Invité de RMC le 5 avril 2026, Patrice Roussel, gérant de la société France Bunker, a raconté avoir eu une vague inédite de demande de devis.

Ne pas oublier le concept de demi-vie radioactive : tout compte fait, le niveau de radioactivité chute rapidement

Les demandes de devis pour des bunkers privés explosent en France, traduisant une inquiétude croissante face au scénario d’une frappe nucléaire sur le territoire national. Pour comprendre le risque de contamination en cas d’une frappe, il faut se rappeler le concept de demi-vie radioactive : la demi-vie est le temps nécessaire pour que la radioactivité d’un élément diminue de moitié. Concrètement, après une demi-vie, il reste 50 % de la radioactivité initiale ; après deux demi-vies, 25 %, puis 12,5 % etc. Ce processus suit une loi exponentielle : la radioactivité chute très vite au début, puis de plus en plus lentement.

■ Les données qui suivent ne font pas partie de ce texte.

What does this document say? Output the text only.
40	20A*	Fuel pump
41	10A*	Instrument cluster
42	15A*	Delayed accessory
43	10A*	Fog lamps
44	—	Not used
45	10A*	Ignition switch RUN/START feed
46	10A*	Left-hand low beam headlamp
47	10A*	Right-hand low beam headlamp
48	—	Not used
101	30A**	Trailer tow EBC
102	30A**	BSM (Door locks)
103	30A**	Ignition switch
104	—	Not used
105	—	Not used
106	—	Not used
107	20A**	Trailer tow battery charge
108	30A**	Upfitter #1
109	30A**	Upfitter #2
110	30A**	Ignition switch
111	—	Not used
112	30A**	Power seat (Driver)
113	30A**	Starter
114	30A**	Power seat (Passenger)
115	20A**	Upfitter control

Dans le cas d’une explosion nucléaire, le problème est qu’il n’existe pas un seul élément radioactif, mais plus de 300 isotopes différents, avec des demi-vies allant de quelques secondes à plusieurs décennies. La période de demi-vue de l’isotope d’Iode-131 est de 8 jours, tandis que le Césium-137 culmine à 30 ans, par exemple. S’y ajoutent des isotopes ayant une demi-vie très courte (quelques heures seulement). Ainsi, en cas d’une frappe nucléaire, le danger immédiat est dominé par des éléments à demi-vie courte (très radioactifs mais disparaissant vite), tandis que le danger à long terme vient d’éléments à demi-vie longue (moins intenses mais persistants).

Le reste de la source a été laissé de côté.